The project is financed by the British Library Endangered Archives Programme and will be conducted in collaboration with the University of Cape Town.

The aim is to digitalize the entire manuscript collection of the Riyadha mosque in Lamu, Kenya. This collection holds several unique copies and represents Islamic education in East Africa for the past 120 years. Using digital photography, an index will be produced, and DVDs will be deposited at the Riyadha, the Kenya National Museum of Kenya and the British Library. The collection itself will remain on the mosque premises. The collection will be profiled on existing websites and made available for research. 

Background

The Riyadha Mosque in Lamu is the longest continuously functioning and one of the most influential Islamic teaching institutions in the Swahili world. It was founded in the in the late 19th century, and has since provided both basic Islamic education to children and higher learning (Islamic law, Quranic exegesis etc.) to advanced students. The Riyadha, with its “branches” in other parts of the region, has come to epitomize East African Islam. Drawing on wider links with the Hadramawt (Yemen) as well as regional collaboration as far south as the Comoro Islands, the impact of the Riyadha on Islamic intellectual history in East Africa cannot be underestimated. Today, the institution educates children from the entire Lamu archipelago as well as advanced students from all over East Africa in the regular madrasa (mosque school) and in its Muslim Academy which now houses approximately 50 students.

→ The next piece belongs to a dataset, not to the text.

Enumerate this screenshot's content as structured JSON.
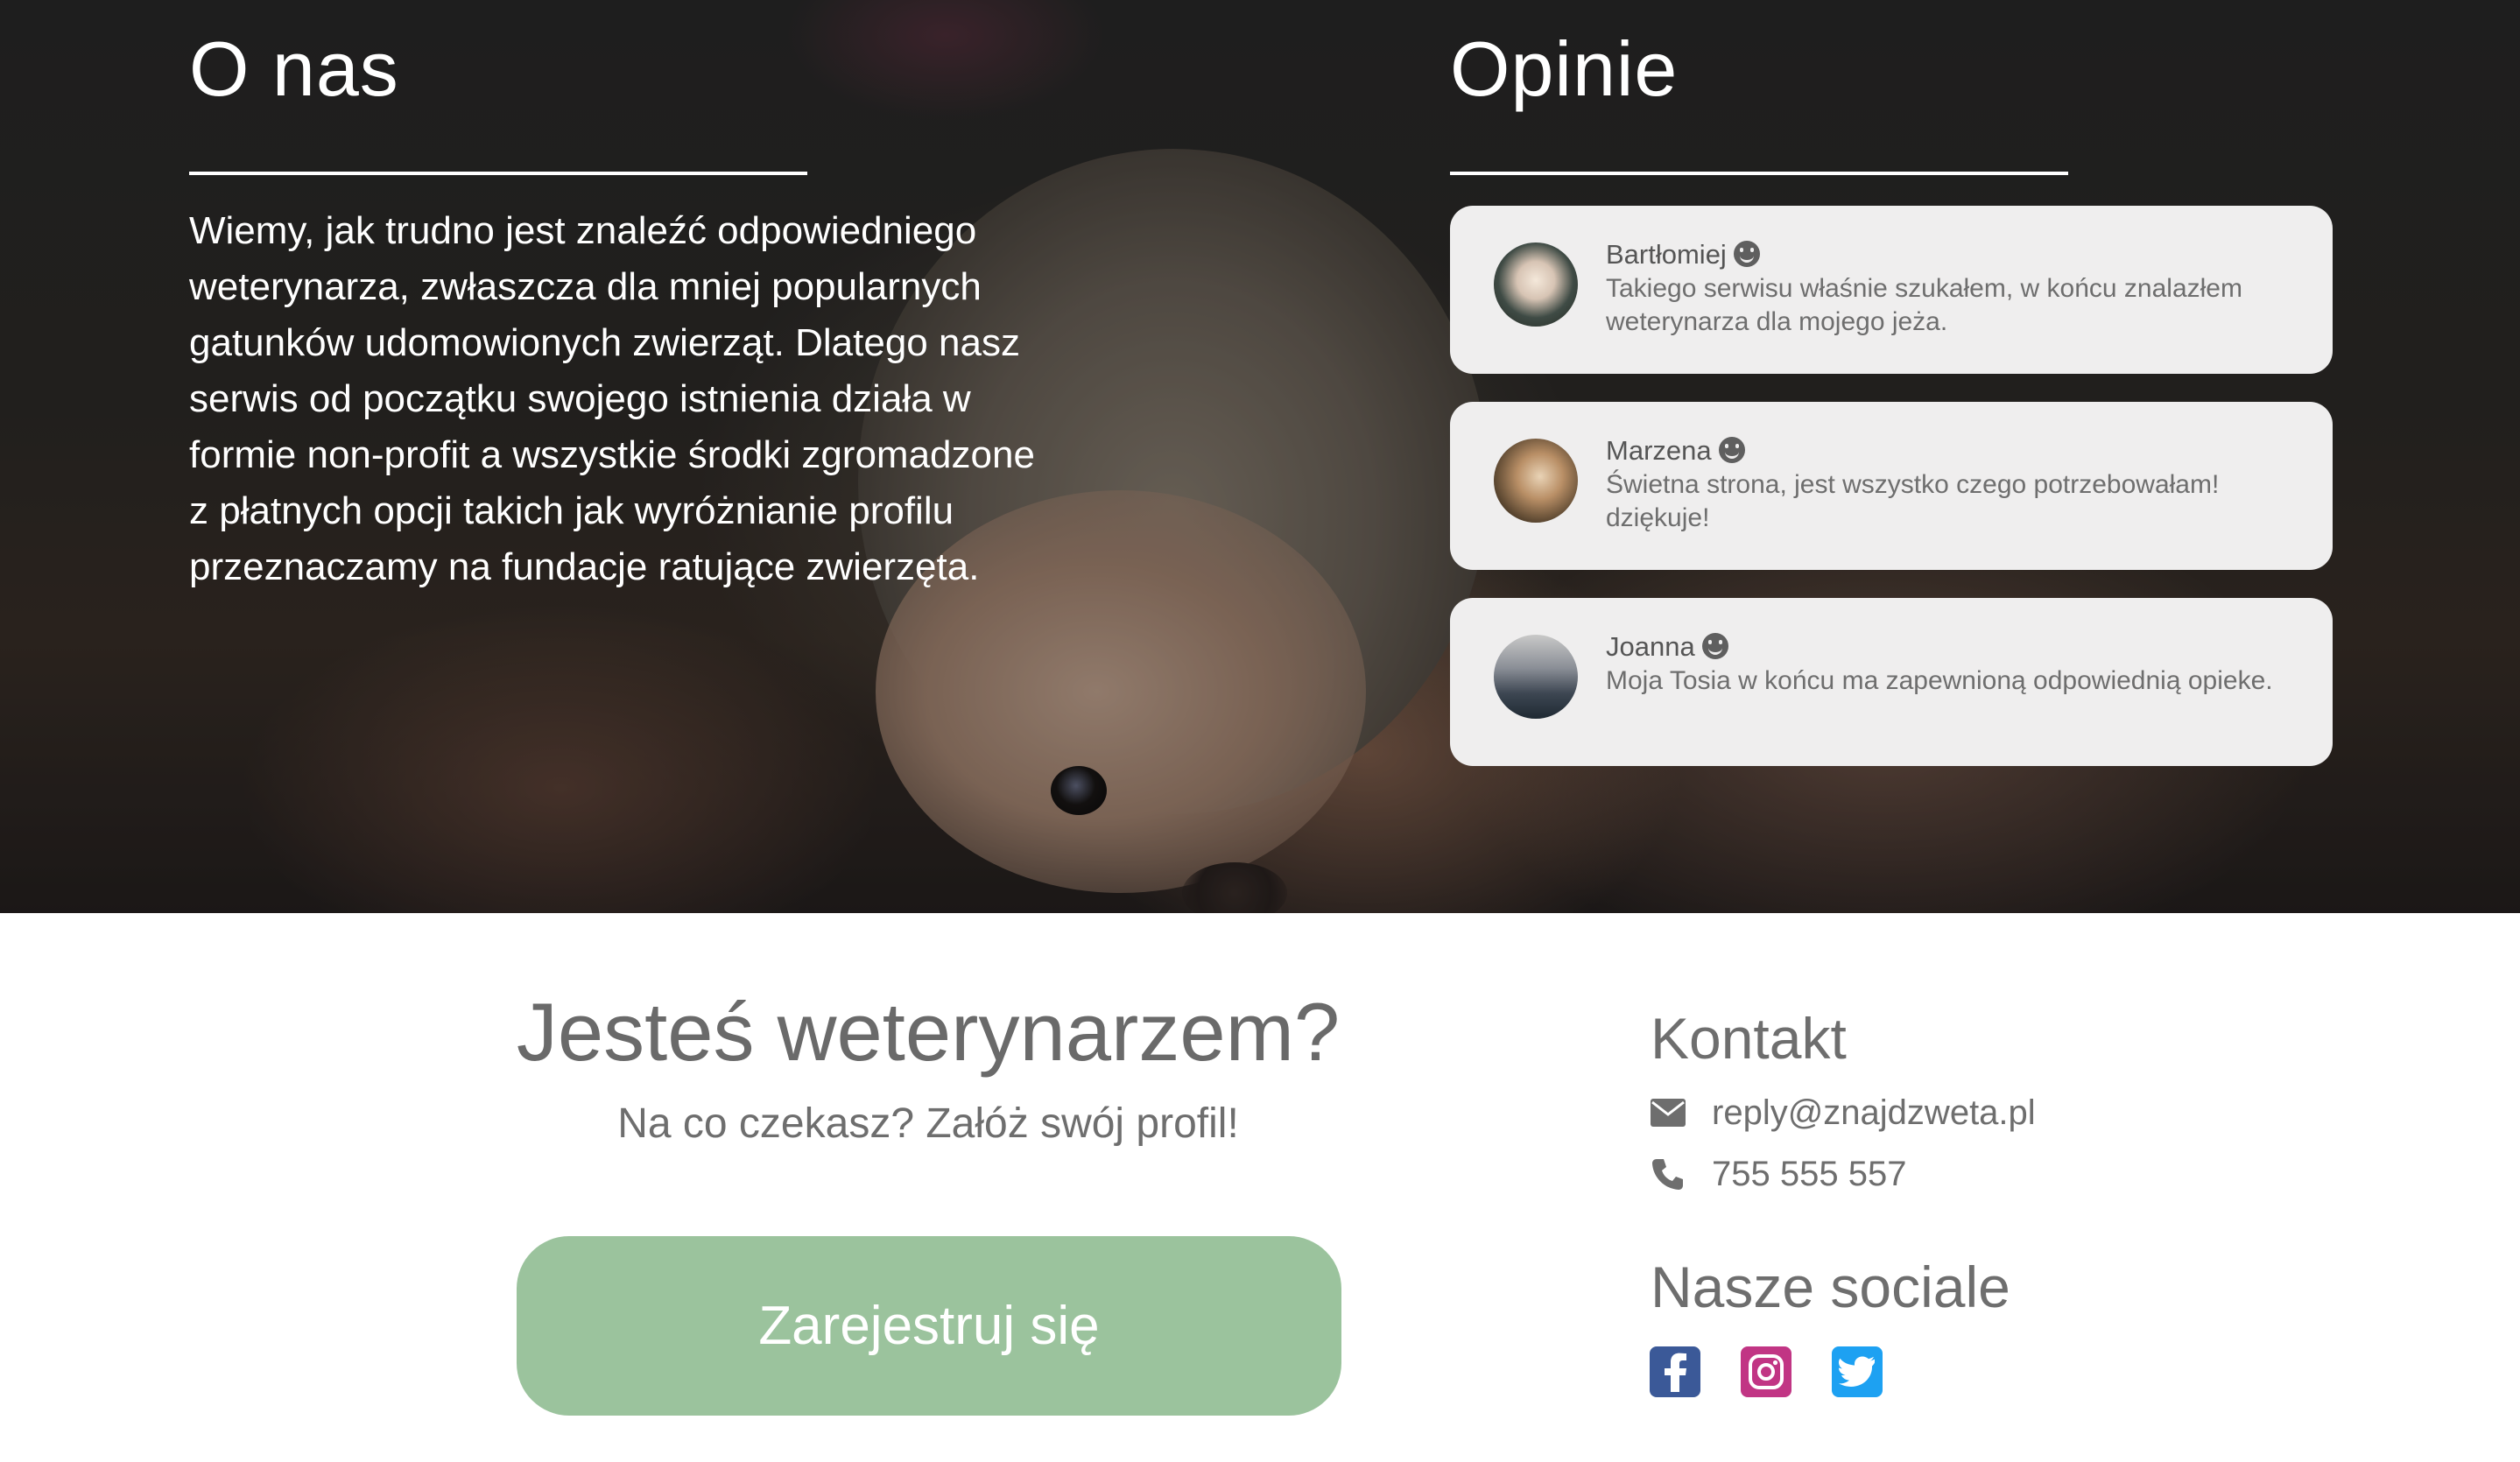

 The manuscript collection of the Riyadha mosque is unique from several perspectives. Firstly, it provides an important overview of the historical orientation of Islamic education in East Africa. The collection also contains works that can be found nowhere else. Several of the manuscripts have inscriptions that name owners over decades, indicating the economy of books and reading. Finally, the presence in many of the manuscripts of inter-linear Swahili translations in the Arabic script opens for research on the use of the Arabic script before colonial education. Thus, both from a research perspective and from the point of view of literary and cultural value, the manuscript collection of the Riyadha Mosque forms a unique part of Kenyan, East African and African Islamic heritage.